Elizabeth in another letter claimed to be as Catholic as any prince in Europe. In fact, I believe that she was more. The French Cardinal of Lorraine championed the English reform at Trent and urged it upon all, but as many noted the Holy Spirit seemed to arrive in the diplomatic boxes of the Spanish ambassador meaning that the Pope and the Council served the interests of Spain above those of the Church or Christ.

If Trent had followed the English reform which included a return to married clergy in accordance with the teaching of St Paul in Timothy and Titus one wonders if Ireland would have the horror of the Ryan Report and Australia, Canada and the United States would have suffered the huge scandal of clerical sexual abuse which is now the legacy of the Roman clerical system.

Carter said...

"Are Anglicans Protestant or Catholic?"

Yes!

We protestant "protest" (avow and affirm)the ancient Catholic faith.

In Christ,
Carter

Kimberly Cordell said...

Thank you for your historical piece. I came across your blog by chance. Please continue it as it may reach even one lost soul.

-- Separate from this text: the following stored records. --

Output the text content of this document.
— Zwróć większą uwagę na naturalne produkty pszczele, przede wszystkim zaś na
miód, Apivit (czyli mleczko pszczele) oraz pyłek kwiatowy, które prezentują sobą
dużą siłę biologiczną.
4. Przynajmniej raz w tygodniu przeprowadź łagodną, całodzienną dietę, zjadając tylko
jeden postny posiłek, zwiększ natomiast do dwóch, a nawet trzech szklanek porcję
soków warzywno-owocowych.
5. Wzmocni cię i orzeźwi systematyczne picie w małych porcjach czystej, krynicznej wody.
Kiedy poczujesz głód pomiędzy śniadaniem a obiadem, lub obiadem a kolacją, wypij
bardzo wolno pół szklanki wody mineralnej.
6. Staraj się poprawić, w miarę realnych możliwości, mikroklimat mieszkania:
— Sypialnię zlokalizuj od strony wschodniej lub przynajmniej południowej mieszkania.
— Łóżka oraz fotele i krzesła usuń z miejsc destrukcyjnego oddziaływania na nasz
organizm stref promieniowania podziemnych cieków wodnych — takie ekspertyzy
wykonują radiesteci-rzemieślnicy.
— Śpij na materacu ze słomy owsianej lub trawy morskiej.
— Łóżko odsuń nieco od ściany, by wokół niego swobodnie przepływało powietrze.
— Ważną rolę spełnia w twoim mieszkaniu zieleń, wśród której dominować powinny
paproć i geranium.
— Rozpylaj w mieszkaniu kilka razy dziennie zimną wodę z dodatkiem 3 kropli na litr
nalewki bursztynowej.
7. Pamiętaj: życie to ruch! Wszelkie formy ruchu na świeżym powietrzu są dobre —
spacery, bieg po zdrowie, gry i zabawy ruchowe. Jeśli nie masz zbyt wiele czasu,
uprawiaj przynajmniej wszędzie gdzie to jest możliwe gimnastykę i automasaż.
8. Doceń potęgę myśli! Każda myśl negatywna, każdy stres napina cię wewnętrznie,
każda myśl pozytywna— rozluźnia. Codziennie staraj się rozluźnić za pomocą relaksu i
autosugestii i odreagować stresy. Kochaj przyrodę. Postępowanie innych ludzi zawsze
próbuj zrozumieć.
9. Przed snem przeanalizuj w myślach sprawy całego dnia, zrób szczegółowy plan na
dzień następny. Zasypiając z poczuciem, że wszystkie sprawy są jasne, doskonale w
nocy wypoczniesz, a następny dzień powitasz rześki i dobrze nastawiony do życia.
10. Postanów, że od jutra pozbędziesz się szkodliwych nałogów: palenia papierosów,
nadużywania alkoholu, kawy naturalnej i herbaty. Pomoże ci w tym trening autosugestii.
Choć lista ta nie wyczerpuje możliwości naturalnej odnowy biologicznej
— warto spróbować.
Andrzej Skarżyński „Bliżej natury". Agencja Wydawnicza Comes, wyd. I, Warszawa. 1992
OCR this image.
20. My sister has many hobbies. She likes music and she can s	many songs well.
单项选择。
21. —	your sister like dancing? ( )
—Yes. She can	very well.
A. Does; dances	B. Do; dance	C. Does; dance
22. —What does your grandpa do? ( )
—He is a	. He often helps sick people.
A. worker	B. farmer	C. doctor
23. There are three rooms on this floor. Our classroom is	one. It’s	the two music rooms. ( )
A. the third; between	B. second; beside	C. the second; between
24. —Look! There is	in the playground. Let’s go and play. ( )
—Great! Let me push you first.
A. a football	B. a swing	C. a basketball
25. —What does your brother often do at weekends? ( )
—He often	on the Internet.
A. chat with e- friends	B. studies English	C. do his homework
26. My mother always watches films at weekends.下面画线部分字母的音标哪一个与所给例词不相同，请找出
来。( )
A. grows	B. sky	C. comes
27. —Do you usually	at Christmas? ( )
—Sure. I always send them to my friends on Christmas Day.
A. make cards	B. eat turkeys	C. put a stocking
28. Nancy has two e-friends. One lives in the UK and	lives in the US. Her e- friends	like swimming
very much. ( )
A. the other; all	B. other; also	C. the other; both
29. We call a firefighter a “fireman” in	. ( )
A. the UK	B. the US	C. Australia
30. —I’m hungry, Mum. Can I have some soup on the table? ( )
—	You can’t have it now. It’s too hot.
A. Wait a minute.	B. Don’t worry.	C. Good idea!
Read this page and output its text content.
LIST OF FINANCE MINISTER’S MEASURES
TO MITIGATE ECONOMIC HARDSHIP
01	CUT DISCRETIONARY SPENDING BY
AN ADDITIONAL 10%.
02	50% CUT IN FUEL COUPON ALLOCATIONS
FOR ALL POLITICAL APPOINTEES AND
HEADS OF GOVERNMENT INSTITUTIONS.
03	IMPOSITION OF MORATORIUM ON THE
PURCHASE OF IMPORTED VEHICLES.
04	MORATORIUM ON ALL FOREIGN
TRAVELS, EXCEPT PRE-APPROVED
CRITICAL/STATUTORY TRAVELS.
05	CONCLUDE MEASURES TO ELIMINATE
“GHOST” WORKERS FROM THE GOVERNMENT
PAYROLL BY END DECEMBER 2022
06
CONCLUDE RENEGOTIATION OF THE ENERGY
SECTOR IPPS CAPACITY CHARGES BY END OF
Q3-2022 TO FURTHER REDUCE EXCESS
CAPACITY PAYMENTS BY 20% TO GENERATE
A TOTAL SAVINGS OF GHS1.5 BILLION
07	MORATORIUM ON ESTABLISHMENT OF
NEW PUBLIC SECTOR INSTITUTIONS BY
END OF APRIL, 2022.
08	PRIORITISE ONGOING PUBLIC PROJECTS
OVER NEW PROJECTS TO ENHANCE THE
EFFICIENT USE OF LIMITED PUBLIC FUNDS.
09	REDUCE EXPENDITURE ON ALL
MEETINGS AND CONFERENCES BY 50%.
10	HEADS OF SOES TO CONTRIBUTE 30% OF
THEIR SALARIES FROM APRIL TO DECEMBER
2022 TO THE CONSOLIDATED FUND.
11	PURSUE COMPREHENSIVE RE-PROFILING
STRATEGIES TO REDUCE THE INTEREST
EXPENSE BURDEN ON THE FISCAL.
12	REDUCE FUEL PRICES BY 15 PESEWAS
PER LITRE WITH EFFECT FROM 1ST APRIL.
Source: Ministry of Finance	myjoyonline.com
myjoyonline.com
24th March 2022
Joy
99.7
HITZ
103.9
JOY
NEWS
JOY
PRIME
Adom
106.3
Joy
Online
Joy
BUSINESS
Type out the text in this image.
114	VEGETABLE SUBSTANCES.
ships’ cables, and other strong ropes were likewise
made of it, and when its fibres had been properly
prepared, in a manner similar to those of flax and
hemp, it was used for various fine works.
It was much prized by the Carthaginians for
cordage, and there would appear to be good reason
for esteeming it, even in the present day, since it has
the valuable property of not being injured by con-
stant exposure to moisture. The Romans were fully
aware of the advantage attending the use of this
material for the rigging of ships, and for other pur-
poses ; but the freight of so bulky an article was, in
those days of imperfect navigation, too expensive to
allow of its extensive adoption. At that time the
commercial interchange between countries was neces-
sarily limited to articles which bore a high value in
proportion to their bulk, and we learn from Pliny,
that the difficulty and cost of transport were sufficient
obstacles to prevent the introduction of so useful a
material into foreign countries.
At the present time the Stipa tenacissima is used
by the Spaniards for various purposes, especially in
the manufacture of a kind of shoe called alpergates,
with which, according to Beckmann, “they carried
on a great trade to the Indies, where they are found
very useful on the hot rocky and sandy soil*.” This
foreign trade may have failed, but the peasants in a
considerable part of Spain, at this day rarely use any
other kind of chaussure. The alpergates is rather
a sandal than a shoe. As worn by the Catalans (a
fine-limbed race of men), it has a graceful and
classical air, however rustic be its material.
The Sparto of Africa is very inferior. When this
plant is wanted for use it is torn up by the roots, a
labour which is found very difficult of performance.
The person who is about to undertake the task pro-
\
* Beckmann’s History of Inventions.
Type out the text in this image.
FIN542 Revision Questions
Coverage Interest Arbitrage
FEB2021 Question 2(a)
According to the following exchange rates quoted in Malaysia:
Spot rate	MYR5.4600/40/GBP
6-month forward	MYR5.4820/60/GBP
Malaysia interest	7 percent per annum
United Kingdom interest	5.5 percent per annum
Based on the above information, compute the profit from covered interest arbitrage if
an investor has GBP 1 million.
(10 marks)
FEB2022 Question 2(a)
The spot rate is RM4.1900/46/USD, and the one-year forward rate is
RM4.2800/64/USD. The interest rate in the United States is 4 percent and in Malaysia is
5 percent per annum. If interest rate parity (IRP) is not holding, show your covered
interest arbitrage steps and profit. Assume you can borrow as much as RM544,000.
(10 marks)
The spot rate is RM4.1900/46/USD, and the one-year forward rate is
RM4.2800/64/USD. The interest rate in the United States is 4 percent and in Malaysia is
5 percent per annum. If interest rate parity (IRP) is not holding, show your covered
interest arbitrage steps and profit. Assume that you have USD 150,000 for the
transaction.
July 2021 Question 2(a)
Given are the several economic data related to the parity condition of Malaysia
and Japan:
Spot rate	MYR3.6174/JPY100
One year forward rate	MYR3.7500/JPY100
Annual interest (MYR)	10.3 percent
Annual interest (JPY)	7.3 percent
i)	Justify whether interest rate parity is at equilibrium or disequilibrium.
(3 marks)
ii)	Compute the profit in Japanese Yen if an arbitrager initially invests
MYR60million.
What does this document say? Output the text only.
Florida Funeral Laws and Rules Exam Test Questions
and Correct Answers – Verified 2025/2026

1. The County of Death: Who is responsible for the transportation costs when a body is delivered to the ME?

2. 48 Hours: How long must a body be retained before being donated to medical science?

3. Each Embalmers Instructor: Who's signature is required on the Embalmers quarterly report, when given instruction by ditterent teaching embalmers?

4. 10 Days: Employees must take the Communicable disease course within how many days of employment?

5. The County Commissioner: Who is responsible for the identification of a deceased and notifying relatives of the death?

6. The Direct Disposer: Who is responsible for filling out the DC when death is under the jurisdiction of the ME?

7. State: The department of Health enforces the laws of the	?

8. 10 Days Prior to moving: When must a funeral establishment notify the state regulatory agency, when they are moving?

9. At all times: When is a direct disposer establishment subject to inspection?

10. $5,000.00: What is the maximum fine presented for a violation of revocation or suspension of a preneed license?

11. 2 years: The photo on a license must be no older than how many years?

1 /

Fr. David F. Coady said...

One can only "protest" if one is still within the Church. Also, one can only "reform" if one is still within the Church. Therefore, it stands to reason, that we Anglicans are still Catholic. We are part of the one, holy, catholic, and apostolic Church. This we affirm every time we say one of the Creeds which we do at every Morning Prayer, Evening Prayer, and the Holy Communion.